Updated: 2014-08-26 06:57
By ZHAO YINAN (China Daily)

Vote looms on plan for supervision, transparency of government budgets

A seesaw battle on whether government spending should face tougher supervision and how such scrutiny would be conducted is coming to an end after a decade-long stalemate.

The National People's Congress Standing Committee began the fourth reading of a draft amendment to the Budget Law on Monday, in an attempt to rein in government power with tougher scrutiny of spending.

Effective supervision would see lawmakers involved earlier during the annual fiscal review, and they must look especially close at major spending items.

Government procurement must also be released with other spending when the government opens its budget to the public. Use of local debt is further narrowed to "spending related to public welfare", and risk assessment of local government debt is included again after being dropped in previous readings.

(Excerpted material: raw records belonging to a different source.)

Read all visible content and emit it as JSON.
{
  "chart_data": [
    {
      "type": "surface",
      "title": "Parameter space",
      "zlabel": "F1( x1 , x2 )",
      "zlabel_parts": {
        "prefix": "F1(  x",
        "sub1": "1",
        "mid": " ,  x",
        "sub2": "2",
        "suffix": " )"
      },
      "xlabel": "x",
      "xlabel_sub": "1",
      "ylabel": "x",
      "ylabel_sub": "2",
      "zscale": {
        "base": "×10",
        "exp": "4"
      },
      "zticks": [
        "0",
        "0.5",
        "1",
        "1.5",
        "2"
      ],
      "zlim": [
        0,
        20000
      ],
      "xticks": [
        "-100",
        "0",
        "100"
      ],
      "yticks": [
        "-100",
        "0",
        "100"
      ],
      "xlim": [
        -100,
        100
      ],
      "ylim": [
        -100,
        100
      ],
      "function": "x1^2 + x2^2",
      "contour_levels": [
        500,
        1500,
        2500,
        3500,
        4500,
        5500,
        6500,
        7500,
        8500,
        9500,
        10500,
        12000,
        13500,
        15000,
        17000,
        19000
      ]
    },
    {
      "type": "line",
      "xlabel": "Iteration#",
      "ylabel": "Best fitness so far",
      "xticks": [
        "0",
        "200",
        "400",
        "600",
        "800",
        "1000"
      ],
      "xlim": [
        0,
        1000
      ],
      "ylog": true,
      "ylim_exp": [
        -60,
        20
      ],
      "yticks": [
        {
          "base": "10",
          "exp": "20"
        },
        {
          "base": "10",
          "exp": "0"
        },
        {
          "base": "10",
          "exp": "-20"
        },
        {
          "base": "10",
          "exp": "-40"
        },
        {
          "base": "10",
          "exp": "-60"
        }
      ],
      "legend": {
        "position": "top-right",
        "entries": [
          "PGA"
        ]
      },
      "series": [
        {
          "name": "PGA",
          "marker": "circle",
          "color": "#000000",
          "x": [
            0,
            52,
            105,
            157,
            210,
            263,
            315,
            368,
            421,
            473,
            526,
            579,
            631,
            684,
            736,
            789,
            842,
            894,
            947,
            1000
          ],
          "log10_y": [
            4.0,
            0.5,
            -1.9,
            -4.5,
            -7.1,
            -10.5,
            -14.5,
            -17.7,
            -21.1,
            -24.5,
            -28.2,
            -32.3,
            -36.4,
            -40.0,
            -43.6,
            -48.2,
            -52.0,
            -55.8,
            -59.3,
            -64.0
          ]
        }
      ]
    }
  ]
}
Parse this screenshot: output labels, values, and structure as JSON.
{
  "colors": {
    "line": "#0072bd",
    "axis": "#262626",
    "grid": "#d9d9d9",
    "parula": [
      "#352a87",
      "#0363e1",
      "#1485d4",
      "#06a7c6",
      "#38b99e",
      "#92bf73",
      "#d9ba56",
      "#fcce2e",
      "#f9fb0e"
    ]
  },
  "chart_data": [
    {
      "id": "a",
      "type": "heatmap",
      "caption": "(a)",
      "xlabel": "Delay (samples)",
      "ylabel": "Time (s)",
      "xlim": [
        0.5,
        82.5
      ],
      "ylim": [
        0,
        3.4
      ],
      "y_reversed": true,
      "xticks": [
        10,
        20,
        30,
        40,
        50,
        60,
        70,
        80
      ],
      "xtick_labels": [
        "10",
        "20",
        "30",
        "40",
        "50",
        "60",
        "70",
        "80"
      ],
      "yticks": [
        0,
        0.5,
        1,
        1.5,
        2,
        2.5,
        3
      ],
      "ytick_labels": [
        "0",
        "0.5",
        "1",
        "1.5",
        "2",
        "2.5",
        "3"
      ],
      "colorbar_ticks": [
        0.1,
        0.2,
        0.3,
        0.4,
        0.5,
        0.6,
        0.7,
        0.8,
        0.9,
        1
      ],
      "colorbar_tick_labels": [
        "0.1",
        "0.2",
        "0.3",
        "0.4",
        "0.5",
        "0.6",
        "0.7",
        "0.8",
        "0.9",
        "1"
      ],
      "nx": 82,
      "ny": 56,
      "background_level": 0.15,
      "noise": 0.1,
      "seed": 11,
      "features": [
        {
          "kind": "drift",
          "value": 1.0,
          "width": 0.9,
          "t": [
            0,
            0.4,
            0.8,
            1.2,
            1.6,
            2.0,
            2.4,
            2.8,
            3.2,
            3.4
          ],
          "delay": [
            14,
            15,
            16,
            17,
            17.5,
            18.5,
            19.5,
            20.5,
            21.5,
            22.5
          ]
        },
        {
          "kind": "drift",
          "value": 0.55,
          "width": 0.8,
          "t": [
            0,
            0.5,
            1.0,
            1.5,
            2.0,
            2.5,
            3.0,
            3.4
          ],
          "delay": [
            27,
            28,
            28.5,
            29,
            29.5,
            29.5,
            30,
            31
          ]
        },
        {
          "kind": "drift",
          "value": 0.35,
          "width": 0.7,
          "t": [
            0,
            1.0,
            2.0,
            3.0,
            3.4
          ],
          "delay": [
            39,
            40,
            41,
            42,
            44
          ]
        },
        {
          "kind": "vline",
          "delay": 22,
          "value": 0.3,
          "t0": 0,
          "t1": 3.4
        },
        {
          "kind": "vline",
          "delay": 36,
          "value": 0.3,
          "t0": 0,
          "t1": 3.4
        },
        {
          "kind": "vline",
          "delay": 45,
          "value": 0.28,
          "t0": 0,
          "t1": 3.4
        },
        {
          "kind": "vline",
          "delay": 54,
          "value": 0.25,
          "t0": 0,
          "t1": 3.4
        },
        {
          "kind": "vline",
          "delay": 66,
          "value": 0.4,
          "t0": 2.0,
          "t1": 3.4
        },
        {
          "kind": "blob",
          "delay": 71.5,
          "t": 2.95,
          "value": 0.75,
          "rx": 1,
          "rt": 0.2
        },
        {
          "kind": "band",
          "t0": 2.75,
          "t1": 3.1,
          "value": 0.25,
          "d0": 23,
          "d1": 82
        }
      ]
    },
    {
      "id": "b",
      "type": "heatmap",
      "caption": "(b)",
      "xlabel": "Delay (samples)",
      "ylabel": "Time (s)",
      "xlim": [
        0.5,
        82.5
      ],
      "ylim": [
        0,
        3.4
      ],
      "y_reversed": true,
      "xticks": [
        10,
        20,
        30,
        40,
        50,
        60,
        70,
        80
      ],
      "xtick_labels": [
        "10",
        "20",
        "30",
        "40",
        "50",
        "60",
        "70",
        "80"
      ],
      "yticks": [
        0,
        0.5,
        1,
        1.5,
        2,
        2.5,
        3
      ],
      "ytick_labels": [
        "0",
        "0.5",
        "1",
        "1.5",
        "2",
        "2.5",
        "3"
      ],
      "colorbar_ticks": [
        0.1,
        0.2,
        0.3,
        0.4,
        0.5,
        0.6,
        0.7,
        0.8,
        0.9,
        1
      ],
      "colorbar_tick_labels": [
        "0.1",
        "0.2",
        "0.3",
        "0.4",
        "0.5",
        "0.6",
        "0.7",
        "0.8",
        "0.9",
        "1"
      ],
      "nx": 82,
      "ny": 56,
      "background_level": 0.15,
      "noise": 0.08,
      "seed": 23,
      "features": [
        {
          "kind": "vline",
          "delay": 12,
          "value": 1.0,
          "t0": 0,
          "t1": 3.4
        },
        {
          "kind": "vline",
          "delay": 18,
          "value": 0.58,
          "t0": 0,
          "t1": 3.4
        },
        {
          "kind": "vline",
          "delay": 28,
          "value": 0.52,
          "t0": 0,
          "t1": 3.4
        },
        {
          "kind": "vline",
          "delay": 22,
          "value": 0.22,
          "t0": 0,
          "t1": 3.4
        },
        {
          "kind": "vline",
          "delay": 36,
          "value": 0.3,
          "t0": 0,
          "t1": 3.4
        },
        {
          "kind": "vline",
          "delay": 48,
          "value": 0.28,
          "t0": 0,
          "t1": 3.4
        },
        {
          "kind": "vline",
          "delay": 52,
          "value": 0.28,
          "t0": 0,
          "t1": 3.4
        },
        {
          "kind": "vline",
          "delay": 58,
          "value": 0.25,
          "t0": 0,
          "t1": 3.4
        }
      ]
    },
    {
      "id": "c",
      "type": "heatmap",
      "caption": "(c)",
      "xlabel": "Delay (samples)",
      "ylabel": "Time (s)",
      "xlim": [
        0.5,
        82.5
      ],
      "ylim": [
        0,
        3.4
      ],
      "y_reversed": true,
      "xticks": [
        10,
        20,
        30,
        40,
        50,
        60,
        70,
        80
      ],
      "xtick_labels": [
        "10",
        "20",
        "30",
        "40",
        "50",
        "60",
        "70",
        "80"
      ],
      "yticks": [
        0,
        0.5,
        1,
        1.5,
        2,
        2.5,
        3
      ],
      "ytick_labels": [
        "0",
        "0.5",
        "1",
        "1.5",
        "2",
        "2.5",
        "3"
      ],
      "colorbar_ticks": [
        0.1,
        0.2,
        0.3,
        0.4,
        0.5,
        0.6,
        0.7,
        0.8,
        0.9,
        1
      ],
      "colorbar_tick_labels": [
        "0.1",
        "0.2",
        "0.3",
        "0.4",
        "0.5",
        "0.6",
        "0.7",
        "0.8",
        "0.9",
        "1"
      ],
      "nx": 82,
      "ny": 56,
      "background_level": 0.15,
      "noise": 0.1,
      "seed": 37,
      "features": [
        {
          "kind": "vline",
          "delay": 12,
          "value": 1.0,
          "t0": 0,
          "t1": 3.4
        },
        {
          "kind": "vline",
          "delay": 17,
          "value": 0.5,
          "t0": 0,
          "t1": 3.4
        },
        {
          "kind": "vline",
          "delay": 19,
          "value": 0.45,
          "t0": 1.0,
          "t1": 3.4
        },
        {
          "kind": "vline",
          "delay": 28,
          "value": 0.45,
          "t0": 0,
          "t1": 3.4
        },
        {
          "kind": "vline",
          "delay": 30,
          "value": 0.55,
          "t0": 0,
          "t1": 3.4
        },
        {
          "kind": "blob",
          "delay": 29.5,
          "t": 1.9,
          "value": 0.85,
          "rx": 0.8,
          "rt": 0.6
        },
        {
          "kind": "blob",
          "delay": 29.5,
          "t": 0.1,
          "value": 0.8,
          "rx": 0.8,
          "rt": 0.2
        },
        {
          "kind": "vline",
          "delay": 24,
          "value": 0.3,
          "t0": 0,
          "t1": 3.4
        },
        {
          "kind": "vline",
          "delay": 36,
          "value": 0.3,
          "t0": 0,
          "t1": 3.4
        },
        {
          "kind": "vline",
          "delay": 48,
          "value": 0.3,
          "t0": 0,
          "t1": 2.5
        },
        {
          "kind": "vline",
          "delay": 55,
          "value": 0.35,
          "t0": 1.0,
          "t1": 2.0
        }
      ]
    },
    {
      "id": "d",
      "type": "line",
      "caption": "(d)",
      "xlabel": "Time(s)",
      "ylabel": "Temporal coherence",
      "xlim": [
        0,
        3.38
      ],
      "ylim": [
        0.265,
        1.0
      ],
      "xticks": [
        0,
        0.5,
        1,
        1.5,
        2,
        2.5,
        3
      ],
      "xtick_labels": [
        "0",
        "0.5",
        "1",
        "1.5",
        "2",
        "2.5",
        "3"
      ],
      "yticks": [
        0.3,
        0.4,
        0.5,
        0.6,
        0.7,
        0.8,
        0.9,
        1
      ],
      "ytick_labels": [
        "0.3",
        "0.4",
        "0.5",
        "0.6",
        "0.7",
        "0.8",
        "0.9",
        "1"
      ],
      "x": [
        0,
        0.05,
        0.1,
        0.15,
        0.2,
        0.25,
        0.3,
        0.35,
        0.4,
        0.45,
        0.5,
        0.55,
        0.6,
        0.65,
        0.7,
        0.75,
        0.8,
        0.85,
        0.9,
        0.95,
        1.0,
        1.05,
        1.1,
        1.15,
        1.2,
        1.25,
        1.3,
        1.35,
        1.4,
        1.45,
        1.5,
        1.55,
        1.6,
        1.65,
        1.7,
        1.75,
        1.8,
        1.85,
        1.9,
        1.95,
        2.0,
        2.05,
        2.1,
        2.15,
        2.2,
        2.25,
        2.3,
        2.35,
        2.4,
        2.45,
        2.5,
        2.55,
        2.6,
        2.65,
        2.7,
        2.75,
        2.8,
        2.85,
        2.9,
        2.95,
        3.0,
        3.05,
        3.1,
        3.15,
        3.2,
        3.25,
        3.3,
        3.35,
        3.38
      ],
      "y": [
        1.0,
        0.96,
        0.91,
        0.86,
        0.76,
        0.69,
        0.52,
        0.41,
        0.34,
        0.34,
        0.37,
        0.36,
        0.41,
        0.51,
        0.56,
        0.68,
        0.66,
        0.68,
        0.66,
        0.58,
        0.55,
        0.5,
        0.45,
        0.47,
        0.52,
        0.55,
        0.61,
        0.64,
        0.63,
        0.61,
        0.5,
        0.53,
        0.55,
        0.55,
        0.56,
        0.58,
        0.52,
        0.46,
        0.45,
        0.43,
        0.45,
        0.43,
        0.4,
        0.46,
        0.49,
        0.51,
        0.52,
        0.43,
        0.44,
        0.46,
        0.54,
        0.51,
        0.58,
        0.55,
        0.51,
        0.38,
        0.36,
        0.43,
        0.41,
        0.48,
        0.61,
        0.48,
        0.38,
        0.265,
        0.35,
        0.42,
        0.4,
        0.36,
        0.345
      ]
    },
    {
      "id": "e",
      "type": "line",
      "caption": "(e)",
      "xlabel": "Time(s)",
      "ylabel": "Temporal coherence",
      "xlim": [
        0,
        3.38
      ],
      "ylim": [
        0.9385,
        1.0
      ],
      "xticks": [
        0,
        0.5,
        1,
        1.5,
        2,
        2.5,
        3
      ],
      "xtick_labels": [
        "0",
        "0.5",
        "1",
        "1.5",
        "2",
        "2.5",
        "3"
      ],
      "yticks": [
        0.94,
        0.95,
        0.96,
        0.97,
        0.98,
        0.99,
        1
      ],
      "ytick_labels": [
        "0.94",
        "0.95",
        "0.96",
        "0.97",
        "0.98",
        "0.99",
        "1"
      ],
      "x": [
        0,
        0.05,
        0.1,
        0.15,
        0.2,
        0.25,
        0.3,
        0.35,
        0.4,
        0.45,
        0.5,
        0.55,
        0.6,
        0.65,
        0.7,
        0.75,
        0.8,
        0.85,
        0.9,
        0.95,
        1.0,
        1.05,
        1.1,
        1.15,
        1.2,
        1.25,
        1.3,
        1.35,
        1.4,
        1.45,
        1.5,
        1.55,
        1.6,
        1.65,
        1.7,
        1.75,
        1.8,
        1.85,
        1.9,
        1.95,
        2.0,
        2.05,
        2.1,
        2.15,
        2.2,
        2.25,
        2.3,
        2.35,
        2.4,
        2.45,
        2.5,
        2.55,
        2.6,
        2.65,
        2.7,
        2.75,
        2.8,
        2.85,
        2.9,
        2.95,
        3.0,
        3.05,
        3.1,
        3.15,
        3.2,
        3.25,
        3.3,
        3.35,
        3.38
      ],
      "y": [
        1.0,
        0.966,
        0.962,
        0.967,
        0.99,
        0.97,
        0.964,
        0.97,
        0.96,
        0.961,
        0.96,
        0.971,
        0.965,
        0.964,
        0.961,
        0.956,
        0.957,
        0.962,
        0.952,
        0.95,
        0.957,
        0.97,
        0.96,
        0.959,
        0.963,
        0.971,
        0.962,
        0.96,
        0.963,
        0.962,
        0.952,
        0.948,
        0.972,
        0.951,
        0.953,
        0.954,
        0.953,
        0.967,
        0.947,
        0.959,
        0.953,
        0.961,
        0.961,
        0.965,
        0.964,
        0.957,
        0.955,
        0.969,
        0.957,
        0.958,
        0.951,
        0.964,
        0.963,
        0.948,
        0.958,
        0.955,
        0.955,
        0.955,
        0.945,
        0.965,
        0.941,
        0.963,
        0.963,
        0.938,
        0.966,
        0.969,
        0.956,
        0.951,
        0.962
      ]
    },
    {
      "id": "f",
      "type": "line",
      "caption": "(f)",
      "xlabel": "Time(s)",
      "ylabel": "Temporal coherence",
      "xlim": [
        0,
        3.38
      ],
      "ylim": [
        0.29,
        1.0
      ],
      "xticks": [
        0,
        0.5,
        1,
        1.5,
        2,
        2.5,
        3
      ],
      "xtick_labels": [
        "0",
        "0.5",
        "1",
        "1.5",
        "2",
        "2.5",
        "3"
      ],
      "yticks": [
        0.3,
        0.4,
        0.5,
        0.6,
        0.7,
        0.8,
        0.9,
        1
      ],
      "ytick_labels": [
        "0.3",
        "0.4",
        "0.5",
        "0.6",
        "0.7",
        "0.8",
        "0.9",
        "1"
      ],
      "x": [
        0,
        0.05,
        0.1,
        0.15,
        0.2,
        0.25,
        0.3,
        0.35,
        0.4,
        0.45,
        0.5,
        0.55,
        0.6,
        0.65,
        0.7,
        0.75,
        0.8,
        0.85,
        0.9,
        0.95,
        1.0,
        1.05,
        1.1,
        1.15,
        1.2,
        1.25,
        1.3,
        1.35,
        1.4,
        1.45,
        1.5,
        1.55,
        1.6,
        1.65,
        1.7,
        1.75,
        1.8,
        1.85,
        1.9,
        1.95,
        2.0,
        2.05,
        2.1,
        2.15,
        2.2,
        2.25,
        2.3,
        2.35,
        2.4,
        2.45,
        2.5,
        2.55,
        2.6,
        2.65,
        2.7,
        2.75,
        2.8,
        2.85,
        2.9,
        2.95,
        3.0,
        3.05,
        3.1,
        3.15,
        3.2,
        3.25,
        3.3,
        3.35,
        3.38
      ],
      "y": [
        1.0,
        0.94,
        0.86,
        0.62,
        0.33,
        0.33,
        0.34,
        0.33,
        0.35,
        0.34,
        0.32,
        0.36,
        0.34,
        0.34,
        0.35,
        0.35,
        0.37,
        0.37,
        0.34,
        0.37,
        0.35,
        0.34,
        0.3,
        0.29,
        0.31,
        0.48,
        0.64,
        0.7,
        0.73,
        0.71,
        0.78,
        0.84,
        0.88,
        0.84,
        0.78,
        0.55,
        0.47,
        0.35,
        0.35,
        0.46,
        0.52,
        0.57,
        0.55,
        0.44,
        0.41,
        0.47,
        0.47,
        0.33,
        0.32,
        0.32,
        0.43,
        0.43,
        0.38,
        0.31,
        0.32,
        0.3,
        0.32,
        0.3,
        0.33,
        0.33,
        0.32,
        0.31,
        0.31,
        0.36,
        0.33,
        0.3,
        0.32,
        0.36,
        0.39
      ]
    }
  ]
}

An Jian, a senior NPC official who explained the draft to fellow lawmakers, suggested a vote on Sunday, when the bimonthly session of the NPC Standing Committee is expected to conclude.

The Chinese government received 13 trillion yuan ($2.08 trillion) in revenue in 2013. Revenues are expanding at nearly twice GDP growth.

The current Budget Law was enacted in 1995, when China underwent a major reform to divide the revenue pie between central and local governments.

The law, which described its primary task as "strengthening macroeconomic control", barely mentioned fiscal transparency and soon became obsolete.

A revision started in 2004, but the draft "met strong resistance from the government for setting strict restrictions and supervision on revenue and spending" said Wei Sen, deputy director of the school of economics at Fudan University.

A compromise version was submitted in 2011 and received a whopping 330,000 suggestions from 19,000 people, and symposiums were held in Beijing and Shanghai to voice dissent.

"Fortunately, we've grabbed a good opportunity," said an NPC official in charge of the draft, referring to last year's Third Plenum at which fiscal reform was selected for comprehensive reform. Provisions to strengthen budget transparency, control of local government bonds and other issues were included in the draft.

"It is an improvement, to be sure, but a small one," said Liu Jianwen, a fiscal law professor at Peking University.

"The changes have made it easier for lawmakers to oversee government spending, but it does not empower them to change a specific arrangement in the budget. Instead, they can only approve or veto the budget as a whole," he said. "The road toward greater budget transparency remains tough."

An Baijie contributed to this story.